Events appeared to come to a head on Thursday, with Defense Minister Yoav Gallant announcing he would hold a news conference at 7:30 p.m. Aides told reporters that the defense chief would call on Netanyahu to halt the judicial overhaul juggernaut in order to defend state security, and urge him to enter into dialogue with the opposition that has been mounting furious countrywide protests to the legislative blitz.

Gallant has been under increasing pressure in recent weeks, exposed to signs of rebellion in the ranks, as well as dire warnings of the heavy economic and social impact on the country. He has held several secret meetings with former colleagues, including previous chiefs of staff and current Knesset opposition members Benny Gantz and Gadi Eizenkot.

But as Gallant was putting the final touches to his planned statement, the Netanyahu family stepped in. The prime minister’s son Yair Netanyahu, considered the most radical element in Netanyahu’s circle, sent his own troops into action. The group of outspoken Likud Knesset members over which he is said to hold sway, as well as the radical nationalist Jewish Power party allied with the Likud, immediately issued statements demanding that Netanyahu fire Gallant and stating that the latter was no longer part of the political right wing.

Netanyahu himself then summoned Gallant from his Tel Aviv office to Jerusalem and in typical Machiavellian fashion talked him out of going public with his warnings. There is no need for you to put yourself out there, Netanyahu reportedly told Gallant. I will address the nation, propose dialogue and put a stop to this madness.

Earlier rumors that Netanyahu was about to issue a public address and make things right sent the stock market and shekel value soaring just before the close of trading. But hopes were dashed when he stepped up to the mike just before 9 p.m. with a jumble of conciliatory platitudes and deceptions that the smokescreen he spread failed to disguise.

The only real and clear message Netanyahu delivered Thursday night was that he would wade into the judicial appointments’ crisis, violating the conflict of interest pledge he had made to the High Court and the attorney general to stay out of the fray given his ongoing trial on corruption charges, which is expected to face a Supreme Court appeal.

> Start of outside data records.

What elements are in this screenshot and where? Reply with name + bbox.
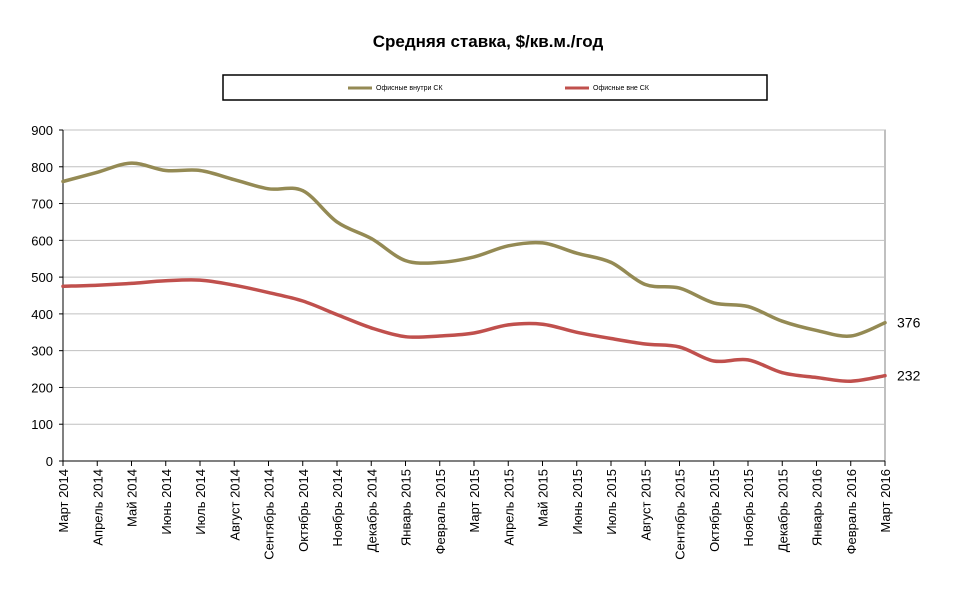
series-1-point: [815, 328, 818, 332]
y-tick-label: 300: [31, 344, 53, 359]
series-1-point: [472, 255, 476, 259]
series-2-point: [575, 330, 579, 334]
series-2-point: [95, 283, 99, 287]
legend-label-series-2: Офисные вне СК: [593, 85, 650, 92]
series-2-point: [438, 334, 442, 338]
legend-box: [222, 74, 768, 101]
x-tick-label: Август 2015: [638, 469, 653, 541]
x-tick-label: Июль 2014: [193, 469, 208, 535]
gridlines: [63, 129, 885, 425]
series-2-point: [506, 323, 510, 327]
series-2-point: [198, 278, 202, 282]
x-tick-label: Ноябрь 2014: [330, 469, 345, 547]
legend-label-series-1: Офисные внутри СК: [376, 85, 443, 92]
series-1-point: [506, 244, 510, 248]
series-2-point: [404, 335, 407, 339]
series-2-point: [780, 371, 784, 375]
series-2-point: [369, 326, 373, 330]
y-tick-label: 500: [31, 270, 53, 285]
series-2-point: [164, 279, 168, 283]
series-2-point: [232, 283, 236, 287]
x-tick-label: Апрель 2014: [90, 469, 105, 546]
series-1-point: [780, 319, 784, 323]
x-tick-label: Февраль 2016: [844, 469, 859, 554]
series-2-point: [130, 281, 133, 285]
series-2-point: [746, 358, 750, 362]
legend: Офисные внутри СК Офисные вне СК: [222, 74, 768, 101]
series-1-point: [643, 282, 647, 286]
series-2-point: [678, 345, 681, 349]
series-1-point: [369, 236, 373, 240]
x-tick-label: Январь 2016: [810, 469, 825, 546]
series-1-point: [130, 161, 133, 165]
series-1-point: [301, 189, 305, 193]
series-1-point: [232, 178, 236, 182]
series-1-point: [198, 168, 202, 172]
series-1-point: [61, 179, 65, 183]
y-tick-label: 600: [31, 233, 53, 248]
series-1-end-label: 376: [897, 315, 921, 331]
plot-area: [62, 129, 886, 462]
series-2-point: [541, 322, 544, 326]
x-tick-label: Октябрь 2014: [296, 469, 311, 552]
series-2-point: [301, 299, 305, 303]
series-1-point: [678, 286, 681, 290]
series-1-point: [849, 334, 853, 338]
chart-title: Средняя ставка, $/кв.м./год: [373, 32, 604, 51]
series-group: [61, 161, 887, 383]
series-2-point: [335, 313, 339, 317]
x-tick-label: Октябрь 2015: [707, 469, 722, 552]
x-tick-label: Март 2015: [467, 469, 482, 533]
x-tick-label: Сентябрь 2015: [673, 469, 688, 560]
x-tick-label: Июнь 2015: [570, 469, 585, 535]
series-1-point: [335, 220, 339, 224]
y-tick-label: 100: [31, 417, 53, 432]
end-labels: 376 232: [897, 315, 921, 384]
series-1-point: [609, 260, 613, 264]
x-tick-label: Март 2014: [56, 469, 71, 533]
x-tick-label: Январь 2015: [399, 469, 414, 546]
series-1-point: [267, 187, 270, 191]
series-2-point: [643, 342, 647, 346]
x-tick-label: Август 2014: [227, 469, 242, 541]
series-1-point: [575, 251, 579, 255]
x-tick-label: Апрель 2015: [501, 469, 516, 546]
series-1-point: [95, 170, 99, 174]
x-tick-label: Март 2016: [878, 469, 893, 533]
x-tick-label: Май 2014: [125, 469, 140, 527]
series-2-point: [267, 291, 270, 295]
x-tick-label: Сентябрь 2014: [262, 469, 277, 560]
series-1-point: [746, 305, 750, 309]
y-tick-label: 700: [31, 197, 53, 212]
series-2-point: [472, 331, 476, 335]
series-2-point: [849, 379, 853, 383]
x-tick-label: Февраль 2015: [433, 469, 448, 554]
series-1-point: [164, 168, 168, 172]
series-1-point: [712, 301, 716, 305]
series-2-point: [712, 359, 716, 363]
series-2-end-label: 232: [897, 368, 921, 384]
series-2-point: [883, 374, 887, 378]
series-2-point: [61, 284, 65, 288]
series-1-point: [883, 321, 887, 325]
x-tick-label: Июль 2015: [604, 469, 619, 535]
series-1-point: [438, 260, 442, 264]
series-2-point: [815, 376, 818, 380]
y-tick-label: 900: [31, 123, 53, 138]
y-tick-label: 0: [46, 454, 53, 469]
y-tick-label: 200: [31, 380, 53, 395]
series-1-point: [541, 241, 544, 245]
series-1-point: [404, 259, 407, 263]
series-2-point: [609, 337, 613, 341]
x-tick-label: Июнь 2014: [159, 469, 174, 535]
y-tick-label: 400: [31, 307, 53, 322]
x-tick-label: Ноябрь 2015: [741, 469, 756, 547]
axes: 0 100 200 300 400 500 600 700 800 900 Март 2014 Апр…: [31, 123, 893, 560]
x-tick-label: Май 2015: [536, 469, 551, 527]
x-tick-label: Декабрь 2015: [775, 469, 790, 552]
x-tick-label: Декабрь 2014: [364, 469, 379, 552]
y-tick-label: 800: [31, 160, 53, 175]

“Until now my hands were bound. Now I am getting involved," he announced, buoyed by legislation approved earlier in the day that prevents the attorney general from pronouncing him unfit to govern. According to the newly adopted amendment, a prime minister can only be deemed unfit for reasons of physical or mental disability, and only by a 75% Knesset majority vote. In other words, Netanyahu felt invincible in announcing to the nation that he was ignoring his conflict-of-interest commitment and spitting in the eye of the law.

Several petitions against the anti-impeachment law have already been presented to the Supreme Court. If the justices overturn it — a big “if” given the determined campaign to weaken the court — Attorney General Gali Baharav-Miara will face the most difficult decision ever faced by an Israeli attorney general — whether to pronounce Netanyahu unfit to rule given his violation of the law. Such a decision would likely set off a war between Netanyahu’s opponents and his loyal political base.

It would not be an overstatement to describe these days as the most fateful in Israel’s modern era. The Jewish state has experienced severe existential threats in the past, including the 1948 War of Independence, the 1967 Six-Day War and the 1973 Yom Kippur War. Its people rallied and united to defeat their enemy, and went on to prosper. Prime Minister Golda Meir once explained this phenomenon to the young US Sen. Joe Biden. "We Jews have a secret weapon in our conflict with the Arabs, and that is that we have nowhere to go," she told him just before the 1973 war.

Fifty years on, with Israel having normalized relations with many of its former Arab enemies, Israelis are free to travel and live abroad in countries once off-limits. The concern these days is that those who want to return will find their country has turned into a dictatorship.